Потапенко вдруг что-то вспомнил, и пошарил у себя в кармане. Пакетик, пластиковый и прозрачный, появился у него в руках.
— Приглядитесь к этой вещице. Вам она не знакома?
Физик уныло взял пакетик в руки. Равнодушно посмотрел на содержимое.
— Это мое кольцо.
— Не маловато?
Потапенко, хмыкнув, посмотрел на маленький кружочек пустоты, держащий странный кристалл впаянным внутрь штырьком.
— Ну, то есть, это кольцо моей бабки. Я подарил его жене, а ей оно было на мизинец, она никогда его не носила. Вот видите, этот штырек там внутри кристалла, это голова льва. А жена была львом по гороскопу. А брильянт, наверное, потом насадили.
— А бабушка кем была?
— В каком смысле?
— Раз льва на кольце носила.
— Дрессировщицей, — подал реплику Николаич.
— Да нет, она просто… Это кольцо привез ей дедушка из Китая. Там это что-то значило, что-то про любовь. Но брильянта тут не было.

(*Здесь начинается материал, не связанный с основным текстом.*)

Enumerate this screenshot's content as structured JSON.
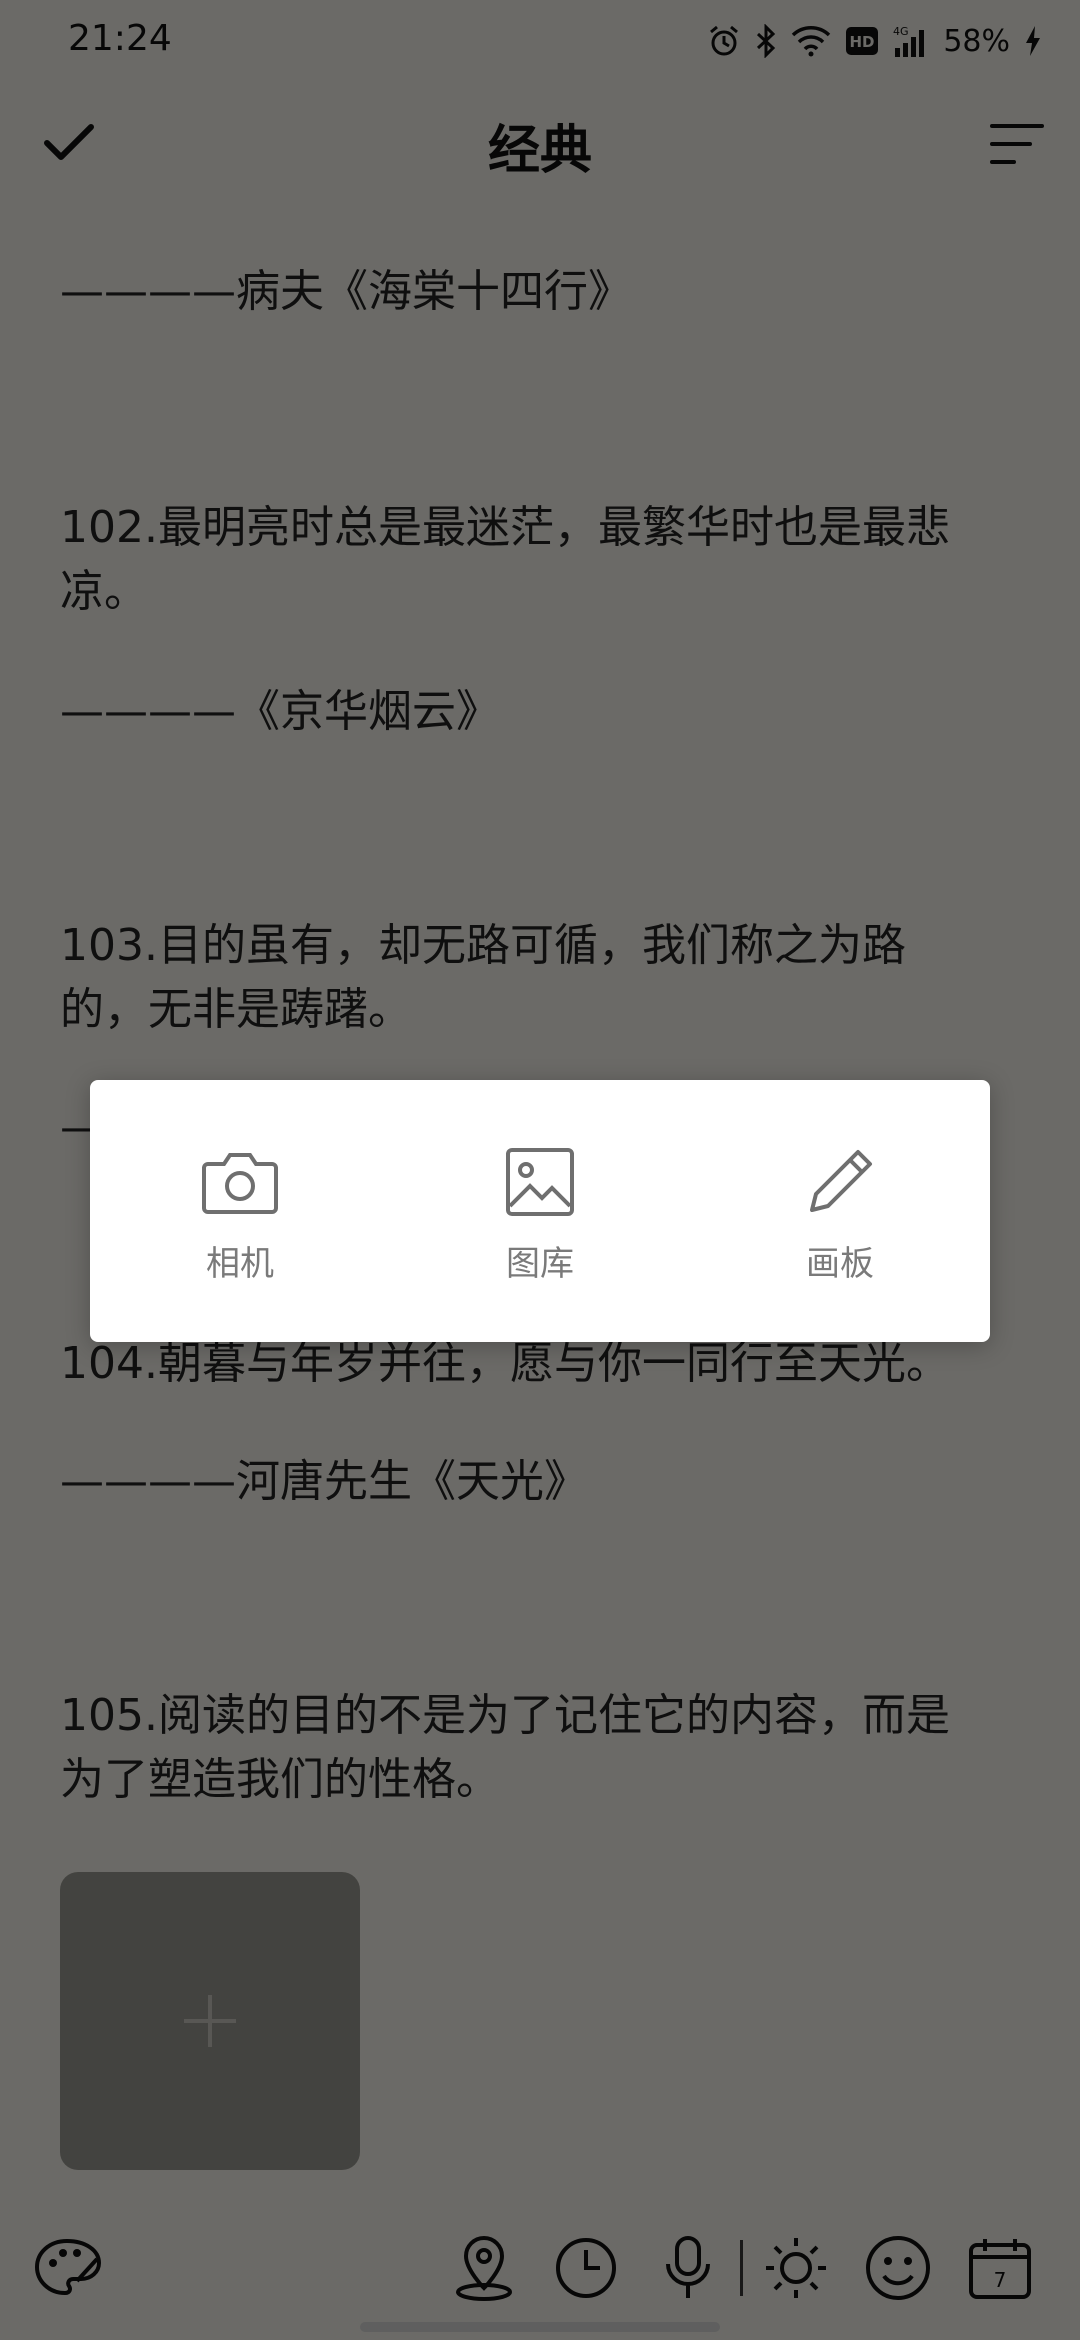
{
  "status_bar": {
    "time": "21:24",
    "battery": "58%",
    "icons": [
      "alarm-icon",
      "bluetooth-icon",
      "wifi-icon",
      "hd-icon",
      "4g-signal-icon",
      "battery-charging-icon"
    ]
  },
  "header": {
    "title": "经典",
    "confirm_icon": "check-icon",
    "sort_icon": "sort-lines-icon"
  },
  "note": {
    "lines": [
      "————病夫《海棠十四行》",
      "102.最明亮时总是最迷茫，最繁华时也是最悲",
      "凉。",
      "————《京华烟云》",
      "103.目的虽有，却无路可循，我们称之为路",
      "的，无非是踌躇。",
      "—",
      "104.朝暮与年岁并往，愿与你一同行至天光。",
      "————河唐先生《天光》",
      "105.阅读的目的不是为了记住它的内容，而是",
      "为了塑造我们的性格。"
    ],
    "add_image_icon": "plus-icon"
  },
  "popup": {
    "options": [
      {
        "label": "相机",
        "icon": "camera-icon"
      },
      {
        "label": "图库",
        "icon": "gallery-icon"
      },
      {
        "label": "画板",
        "icon": "pencil-icon"
      }
    ]
  },
  "toolbar": {
    "icons": [
      "palette-icon",
      "location-icon",
      "clock-icon",
      "microphone-icon",
      "weather-sun-icon",
      "emoji-icon",
      "calendar-icon"
    ],
    "calendar_day": "7"
  },
  "colors": {
    "background": "#f3f2ea",
    "scrim": "rgba(0,0,0,0.56)",
    "popup_bg": "#ffffff",
    "popup_text": "#7a7a7a"
  }
}
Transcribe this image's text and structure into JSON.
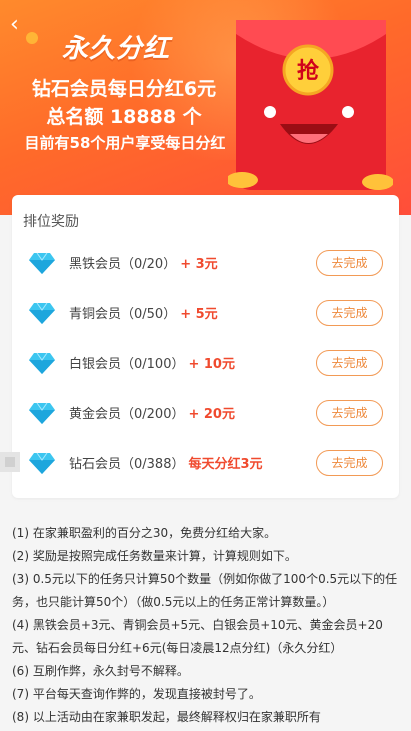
{
  "header": {
    "title": "永久分红",
    "line1": "钻石会员每日分红6元",
    "line2": "总名额 18888 个",
    "line3": "目前有58个用户享受每日分红",
    "envelope_char": "抢"
  },
  "ranking": {
    "title": "排位奖励",
    "button_label": "去完成",
    "items": [
      {
        "name": "黑铁会员（0/20）",
        "reward": "+ 3元"
      },
      {
        "name": "青铜会员（0/50）",
        "reward": "+ 5元"
      },
      {
        "name": "白银会员（0/100）",
        "reward": "+ 10元"
      },
      {
        "name": "黄金会员（0/200）",
        "reward": "+ 20元"
      },
      {
        "name": "钻石会员（0/388）",
        "reward": "每天分红3元"
      }
    ]
  },
  "rules": [
    "(1) 在家兼职盈利的百分之30，免费分红给大家。",
    "(2) 奖励是按照完成任务数量来计算，计算规则如下。",
    "(3) 0.5元以下的任务只计算50个数量（例如你做了100个0.5元以下的任务，也只能计算50个）（做0.5元以上的任务正常计算数量。）",
    "(4) 黑铁会员+3元、青铜会员+5元、白银会员+10元、黄金会员+20元、钻石会员每日分红+6元(每日凌晨12点分红)（永久分红）",
    "(6) 互刷作弊，永久封号不解释。",
    "(7) 平台每天查询作弊的，发现直接被封号了。",
    "(8) 以上活动由在家兼职发起，最终解释权归在家兼职所有"
  ],
  "colors": {
    "accent": "#ff6a2a",
    "reward": "#f04a2e",
    "button": "#ee8a3d"
  }
}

— Все становится интересно.
Ольга шарила по шкафам в поисках чашки и сахара. Она наткнулась на тарелку с медом.
— Я бы не советовал тут хоть что-то трогать и есть.
Тихое напоминание вернуло всех в действительность странной квартиры. Ольга приостановила свои действия, но, потом подумала, и налила себе чай. Потянувшись за пакетиком с кольцом, она все-таки села и стала внимательно рассматривать камень.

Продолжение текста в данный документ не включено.